Weiter geht es mit "The Promise" - ein ruhiger Beginn und plötzlich setzen Drums und Gitarren ein (so was könnte man auch "mit der Tür ins Haus fallen" nennen). Ein durchgehender Rhythmus und der melodische Gesang scheinen teils nicht recht harmonieren zu wollen, doch die überzeugende stimmliche Leistung sowie Lyrics lassen dieses kleine "Problem" im Hintergrund verschwinden.
"Time to bring the Pain" - beeindruckend vielleicht durch den gleichbleibenden Gitarrenklang und den mehr gesprochenen als gesungenen Text- harmonisch ist außer dem einfallslosen Refrain herzhaft wenig.
"Somebody save me" beginnt, wie Lied Nummer 2, mit einem klaviergeprägtem Intro. Der eindringliche Gesang und die klare Stimme bringt eine ganz besondere Stimmung herüber und vermittelt eine einzigartige Gefühlswelt.
"Scream" ist von langsamen Sprechgesang und dann extremst schnellen Sprechgesang geprägt, zwischendurch ist der gesungene Refrain nicht zu vergessen. Untermalt wurde das Ganze mit einem dominanten Gitarren-Sound.

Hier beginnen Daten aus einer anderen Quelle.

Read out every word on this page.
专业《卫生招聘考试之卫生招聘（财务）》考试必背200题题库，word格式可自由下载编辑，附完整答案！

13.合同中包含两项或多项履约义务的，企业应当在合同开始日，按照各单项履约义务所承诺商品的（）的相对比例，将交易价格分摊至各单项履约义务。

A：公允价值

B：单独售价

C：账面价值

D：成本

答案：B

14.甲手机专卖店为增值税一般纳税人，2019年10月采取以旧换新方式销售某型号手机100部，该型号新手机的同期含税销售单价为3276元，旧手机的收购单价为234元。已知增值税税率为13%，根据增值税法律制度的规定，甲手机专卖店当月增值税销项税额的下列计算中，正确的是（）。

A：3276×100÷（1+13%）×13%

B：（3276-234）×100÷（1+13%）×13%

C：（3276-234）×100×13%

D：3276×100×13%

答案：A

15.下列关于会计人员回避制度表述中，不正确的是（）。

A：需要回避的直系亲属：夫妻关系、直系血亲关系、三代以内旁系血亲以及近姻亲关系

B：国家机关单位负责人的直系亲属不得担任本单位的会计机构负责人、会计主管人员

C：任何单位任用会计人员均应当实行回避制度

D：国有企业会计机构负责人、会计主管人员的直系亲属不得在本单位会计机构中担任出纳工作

"Lost" - Gitarren- und Schlagzeugsoundgleich am Beginn könnten den Hörer dazu veranlassen, auf ein Lied härtete Art zu schließen. Falsch. Weder soft noch hart- die perfekte Mischung. Ruhiger und doch fesselnder Gesang, ein Liedtext zum Mitsingen und dazu auch noch leicht emotional angehaucht- was will man (oder Frau) mehr?

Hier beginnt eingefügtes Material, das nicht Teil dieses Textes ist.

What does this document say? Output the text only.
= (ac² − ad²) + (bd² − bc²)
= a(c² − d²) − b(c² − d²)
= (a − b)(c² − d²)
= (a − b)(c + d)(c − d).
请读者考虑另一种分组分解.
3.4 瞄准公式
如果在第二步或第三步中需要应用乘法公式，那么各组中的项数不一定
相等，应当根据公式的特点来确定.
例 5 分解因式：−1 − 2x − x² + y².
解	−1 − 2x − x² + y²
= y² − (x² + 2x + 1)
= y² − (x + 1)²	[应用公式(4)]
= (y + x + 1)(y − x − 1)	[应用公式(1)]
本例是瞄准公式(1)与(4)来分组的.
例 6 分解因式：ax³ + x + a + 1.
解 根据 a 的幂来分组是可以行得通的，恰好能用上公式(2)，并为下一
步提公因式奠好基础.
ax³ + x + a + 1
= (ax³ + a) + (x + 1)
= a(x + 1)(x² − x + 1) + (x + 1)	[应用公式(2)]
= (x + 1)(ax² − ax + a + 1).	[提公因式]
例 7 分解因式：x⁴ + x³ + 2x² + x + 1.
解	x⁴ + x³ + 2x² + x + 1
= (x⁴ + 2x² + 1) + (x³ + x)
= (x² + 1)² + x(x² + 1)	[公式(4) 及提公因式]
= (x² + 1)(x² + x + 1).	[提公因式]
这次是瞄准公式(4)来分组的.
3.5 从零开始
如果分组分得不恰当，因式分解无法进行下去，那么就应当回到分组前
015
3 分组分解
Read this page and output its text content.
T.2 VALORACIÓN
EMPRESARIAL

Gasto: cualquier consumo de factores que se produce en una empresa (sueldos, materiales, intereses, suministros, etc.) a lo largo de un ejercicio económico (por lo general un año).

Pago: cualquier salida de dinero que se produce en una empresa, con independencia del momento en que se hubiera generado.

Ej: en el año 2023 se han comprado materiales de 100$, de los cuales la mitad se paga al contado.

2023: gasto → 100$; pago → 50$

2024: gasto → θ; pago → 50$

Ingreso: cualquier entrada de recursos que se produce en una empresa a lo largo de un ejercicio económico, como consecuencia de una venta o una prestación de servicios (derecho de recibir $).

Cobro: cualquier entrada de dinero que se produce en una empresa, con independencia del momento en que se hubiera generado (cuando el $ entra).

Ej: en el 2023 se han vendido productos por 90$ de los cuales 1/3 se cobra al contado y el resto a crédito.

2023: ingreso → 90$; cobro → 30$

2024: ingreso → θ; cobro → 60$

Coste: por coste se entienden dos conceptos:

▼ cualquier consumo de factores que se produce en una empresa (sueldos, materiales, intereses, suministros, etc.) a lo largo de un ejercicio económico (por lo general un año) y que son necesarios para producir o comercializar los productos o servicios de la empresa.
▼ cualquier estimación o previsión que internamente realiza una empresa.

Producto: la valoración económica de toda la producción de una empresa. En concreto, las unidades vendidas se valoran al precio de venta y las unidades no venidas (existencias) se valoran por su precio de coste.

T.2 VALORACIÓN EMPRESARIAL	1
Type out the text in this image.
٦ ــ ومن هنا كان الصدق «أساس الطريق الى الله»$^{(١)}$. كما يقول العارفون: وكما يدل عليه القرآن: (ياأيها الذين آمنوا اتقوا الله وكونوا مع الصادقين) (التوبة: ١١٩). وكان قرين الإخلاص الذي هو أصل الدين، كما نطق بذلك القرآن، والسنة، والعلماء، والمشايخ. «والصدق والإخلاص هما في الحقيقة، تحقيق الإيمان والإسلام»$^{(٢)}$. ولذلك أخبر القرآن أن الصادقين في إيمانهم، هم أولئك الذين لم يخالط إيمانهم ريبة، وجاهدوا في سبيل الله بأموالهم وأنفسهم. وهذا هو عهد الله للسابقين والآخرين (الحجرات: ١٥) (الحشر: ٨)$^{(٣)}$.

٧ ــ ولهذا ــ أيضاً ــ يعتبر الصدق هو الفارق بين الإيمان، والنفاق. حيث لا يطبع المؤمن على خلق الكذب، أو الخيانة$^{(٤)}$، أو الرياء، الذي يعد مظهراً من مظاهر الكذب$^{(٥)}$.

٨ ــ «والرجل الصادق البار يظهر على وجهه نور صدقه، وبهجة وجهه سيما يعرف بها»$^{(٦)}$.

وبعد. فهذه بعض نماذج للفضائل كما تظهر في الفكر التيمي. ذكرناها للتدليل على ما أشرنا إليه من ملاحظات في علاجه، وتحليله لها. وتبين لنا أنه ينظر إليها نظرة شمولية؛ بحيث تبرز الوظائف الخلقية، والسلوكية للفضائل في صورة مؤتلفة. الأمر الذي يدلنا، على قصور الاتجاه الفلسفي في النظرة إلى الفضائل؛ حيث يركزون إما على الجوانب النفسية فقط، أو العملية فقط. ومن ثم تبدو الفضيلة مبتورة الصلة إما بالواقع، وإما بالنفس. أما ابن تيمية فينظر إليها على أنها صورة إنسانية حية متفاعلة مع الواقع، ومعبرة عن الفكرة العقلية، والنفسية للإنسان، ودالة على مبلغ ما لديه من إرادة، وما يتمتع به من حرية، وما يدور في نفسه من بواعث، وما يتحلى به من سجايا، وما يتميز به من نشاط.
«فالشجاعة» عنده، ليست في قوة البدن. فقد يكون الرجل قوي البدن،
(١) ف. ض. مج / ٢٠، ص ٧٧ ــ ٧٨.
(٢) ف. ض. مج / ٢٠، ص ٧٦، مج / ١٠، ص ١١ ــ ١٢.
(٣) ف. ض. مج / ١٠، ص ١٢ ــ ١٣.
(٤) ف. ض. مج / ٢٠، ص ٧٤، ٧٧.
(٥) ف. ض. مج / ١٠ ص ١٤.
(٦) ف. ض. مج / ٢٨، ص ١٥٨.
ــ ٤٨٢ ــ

Das Ticken einer Uhr geht über in die Mischung aus Gitarren und Gesang- "Out of Tears" wurde eingeläutet. Ein Lied, welches Enttäuschung, Frustration und Verzweiflung in Text und Musik perfekt wiederspiegelt.
"I canīt breathe" - Bass, Bass und noch einmal Bass. Stimmlich ist dieser Song wenig überzeugend; die Stimme flach und ohne jegliche besondere Aussagekraft- wie auch die Lyrics (zumindest meinem Geschmack nach).

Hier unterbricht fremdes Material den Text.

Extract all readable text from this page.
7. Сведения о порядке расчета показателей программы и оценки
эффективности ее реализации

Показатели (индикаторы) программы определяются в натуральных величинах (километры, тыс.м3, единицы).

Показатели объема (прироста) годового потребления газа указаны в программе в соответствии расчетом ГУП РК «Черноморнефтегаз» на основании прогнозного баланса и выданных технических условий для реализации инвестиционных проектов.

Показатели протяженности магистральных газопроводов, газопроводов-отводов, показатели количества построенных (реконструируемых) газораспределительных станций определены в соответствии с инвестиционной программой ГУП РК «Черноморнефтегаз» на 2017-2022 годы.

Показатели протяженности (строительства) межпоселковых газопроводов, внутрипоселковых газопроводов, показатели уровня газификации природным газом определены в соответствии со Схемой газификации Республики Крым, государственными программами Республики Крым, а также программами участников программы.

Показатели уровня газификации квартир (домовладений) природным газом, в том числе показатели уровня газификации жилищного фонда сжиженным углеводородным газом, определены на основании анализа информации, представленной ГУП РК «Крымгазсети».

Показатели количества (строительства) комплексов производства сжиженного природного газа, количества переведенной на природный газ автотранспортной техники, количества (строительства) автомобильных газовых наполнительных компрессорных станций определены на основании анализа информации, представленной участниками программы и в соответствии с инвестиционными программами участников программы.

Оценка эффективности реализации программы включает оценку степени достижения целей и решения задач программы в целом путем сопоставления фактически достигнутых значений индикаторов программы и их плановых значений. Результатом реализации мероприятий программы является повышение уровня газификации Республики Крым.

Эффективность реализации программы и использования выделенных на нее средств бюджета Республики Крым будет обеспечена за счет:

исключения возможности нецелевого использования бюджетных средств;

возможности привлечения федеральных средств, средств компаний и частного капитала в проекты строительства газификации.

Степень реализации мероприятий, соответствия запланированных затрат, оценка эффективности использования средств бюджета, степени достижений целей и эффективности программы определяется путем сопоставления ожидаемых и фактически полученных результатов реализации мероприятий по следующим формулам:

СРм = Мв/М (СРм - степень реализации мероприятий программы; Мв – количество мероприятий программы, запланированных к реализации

"The Night all Angels cry" - da wäre das Klavier-Intro schon wieder- und wieder einmal sehr schön anzuhören- jedoch der Schnitt zwischen Intro und Beginn des Liedes ist umso härter. Inhaltlich (Unsicherheit über die gewählte Vergangenheit und somit über den gegangenen Weg) passen die Lyrics gut zu Stimmlage und Melodie.
"Dream yourself far away" - die zart und zerbrechlich scheinender Stimme geht größtenteils in der instrumentalen Begleitung unter, die teils wiederum nicht sehr passendend zum Gesang ist.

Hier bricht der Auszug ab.